28/01/2019

L’America sta tornando pro life

Sorpresa: l’America è sempre più pro life e più convinta che l’aborto, ben lungi dall’essere ritenuto un diritto, sia in realtà una pratica malvagia da limitare il più possibile. È il sorprendente esito di una rilevazione a cura del Marist Poll effettuata sondando un campione di poco più di 1.066 adulti, interpellati tra l’8 e il 10 gennaio di quest’anno. Numerosi, a ben vedere, sono gli aspetti emersi da questa ricerca che meritano attenzione e che rincuorano i difensori della vita nascente. Tanto per cominciare, il fatto che la larga maggioranza degli interpellati consideri il bambino non ancora nato una vita unica e irripetibile (56%), anziché una parte del corpo della donna (35%).

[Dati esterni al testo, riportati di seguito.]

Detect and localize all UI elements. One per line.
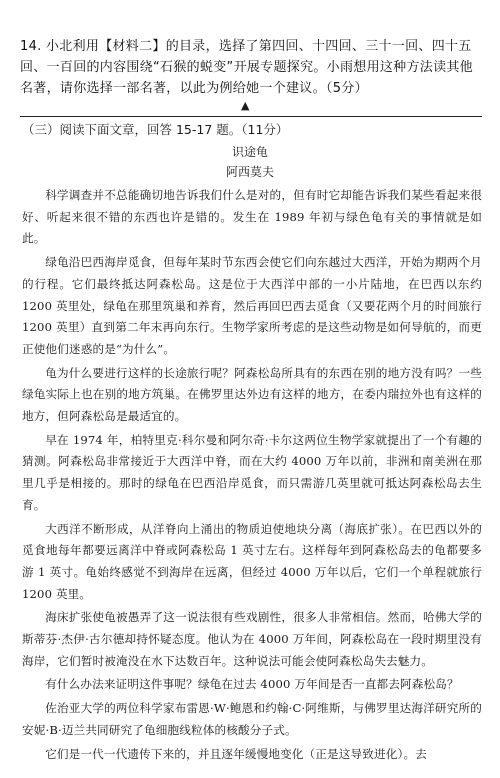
paragraph: 海床扩张使龟被愚弄了这一说法很有些戏剧性，很多人非常相信。然而，哈佛大学的斯蒂芬·杰伊·古尔德却持怀疑态度。他认为在 4000 万年间，阿森松岛在一段时期里没有海岸，它们暂时被淹没在水下达数百年。这种说法可能会使阿森松岛失去魅力。	[22, 610, 482, 668]
question-14: 14. 小北利用【材料二】的目录，选择了第四回、十四回、三十一回、四十五回、一百回的内容围绕“石猴的蜕变”开展专题探究。小雨想用这种方法读其他名著，请你选择一部名著，以此为例给她一个建议。（5分）	[20, 39, 473, 96]
paragraph: 它们是一代一代遗传下来的，并且逐年缓慢地变化（正是这导致进化）。去	[45, 746, 427, 761]
paragraph: 大西洋不断形成，从洋脊向上涌出的物质迫使地块分离（海底扩张）。在巴西以外的觅食地每年都要远离洋中脊或阿森松岛 1 英寸左右。这样每年到阿森松岛去的龟都要多游 1 英寸。龟始终感觉不到海岸在远离，但经过 4000 万年以后，它们一个单程就旅行 1200 英里。	[22, 521, 482, 601]
paragraph: 科学调查并不总能确切地告诉我们什么是对的，但有时它却能告诉我们某些看起来很好、听起来很不错的东西也许是错的。发生在 1989 年初与绿色龟有关的事情就是如此。	[22, 188, 482, 246]
paragraph: 绿龟沿巴西海岸觅食，但每年某时节东西会使它们向东越过大西洋，开始为期两个月的行程。它们最终抵达阿森松岛。这是位于大西洋中部的一小片陆地，在巴西以东约 1200 英里处，绿龟在那里筑巢和养育，然后再回巴西去觅食（又要花两个月的时间旅行 1200 英里）直到第二年末再向东行。生物学家所考虑的是这些动物是如何导航的，而更正使他们迷惑的是“为什么”。	[22, 255, 482, 356]
paragraph: 早在 1974 年，柏特里克·科尔曼和阿尔奇·卡尔这两位生物学家就提出了一个有趣的猜测。阿森松岛非常接近于大西洋中脊，而在大约 4000 万年以前，非洲和南美洲在那里几乎是相接的。那时的绿龟在巴西沿岸觅食，而只需游几英里就可抵达阿森松岛去生育。	[22, 432, 482, 512]
paragraph: 佐治亚大学的两位科学家布雷恩·W·鲍恩和约翰·C·阿维斯，与佛罗里达海洋研究所的安妮·B·迈兰共同研究了龟细胞线粒体的核酸分子式。	[22, 701, 482, 737]
article-author: 阿西莫夫	[225, 165, 274, 179]
article-title: 识途龟	[231, 145, 268, 159]
paragraph: 有什么办法来证明这件事呢？绿龟在过去 4000 万年间是否一直都去阿森松岛？	[45, 677, 459, 692]
divider-line	[20, 116, 482, 117]
triangle-marker: ▲	[241, 99, 250, 112]
section-heading: （三）阅读下面文章，回答 15-17 题。（11分）	[22, 122, 289, 137]
article-body	[22, 185, 482, 767]
paragraph: 龟为什么要进行这样的长途旅行呢？阿森松岛所具有的东西在别的地方没有吗？一些绿龟实际上也在别的地方筑巢。在佛罗里达外边有这样的地方，在委内瑞拉外也有这样的地方，但阿森松岛是最适宜的。	[22, 365, 482, 424]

Allo stesso modo, la maggior parte del campione (42%) ritiene che la vita umana inizi dal concepimento, rispetto a quando il bambino può vivere autonomamente (19%) o dopo i tre mesi dalla fecondazione (10%). Che la vita inizi dal concepimento è ovviamente più chiaro ai pro life (70%) che ai pro choice (23%), ma il dato generale – come poc’anzi detto – appare decisamente confortante. Ma a colpire, su tutti, è un altro aspetto rilevato con questa ricerca, e cioè il fatto che oggi il 75% degli americani sia favorevole a limitazioni «sostanziali» dell’accesso all’aborto, in modo che, diversamente da quanto oggi avviene negli Usa, possa essere effettuato solamente nei primi tre mesi dal concepimento, e non oltre.

Una percentuale, quella che appoggia l’idea di restrizioni all’aborto, che balza al 92% nel momento in cui si considera l’elettorato repubblicano ma che, curiosamente, rimane consistente (61%) anche fra coloro che si dichiarano pro choice e quindi, in sostanza, abortisti. Col risultato finale che oggi, negli Stati Uniti, i difensori della vita nascente sono la maggioranza e ammontano al 55% del totale, contro i 38% degli abortisti. Questo, a lato pratico, che cosa significa? E soprattutto, quali implicazioni hanno o possono avere nel medio termine questi e altri dati della rilevazione che lo spazio impedisce qui di sviscerare, ma che vanno nella medesima direzione di quelli sin qui riportati?

In estrema sintesi, possiamo dire che quadro tracciato dal Marist Poll mette in risalto tre cose. La prima è quella già evidenziata in apertura, e cioè il fatto che negli Stati Uniti il vento pro life non solo soffia, ma soffia più forte che mai. Il che è frutto di tutta una serie di concause, che vanno dai numerosi film antiabortisti usciti, con successo, in questi anni, fino all’operato decisamente virtuoso, in tal senso, dell’amministrazione Trump. Una seconda implicazione è di carattere politico e giudiziario e concerne la possibilità che con questo scenario, e con la maggioranza di giudici antiabortisti alla Corte Suprema Usa, la storica sentenza Roe vs Wade, che il 22 gennaio del 1973 aprì le porte all’aborto, possa effettivamente essere se non ribaltata del tutto quanto meno superata da un altro pronunciamento.

La terza e ultima considerazione, infine, è più generale e non riguarda solo gli Stati Uniti e, a ben vedere, neppure solo l’aborto e si sostanzia in un fatto positivo per tutti i difensori della vita nascente e della famiglia: la possibilità che la cultura possa cambiare, riscoprendo i principi di sempre, vale a dire i valori non negoziabili. Diversamente da quanto da decenni sentiamo ripetere, infatti, appare sempre più chiaro – e il sondaggio poc’anzi illustrato è solo l’ennesima conferma – la falsità del ritornello progressista secondo cui, da certi “diritti”, «indietro non si torna». Per un motivo semplice: la storia può cambiare direzione. Nulla, insomma, è già scritto. E la grande battaglia per la vita può essere ancora vinta. Anzi, probabilmente la vittoria è più vicina di quanto si possa immaginare.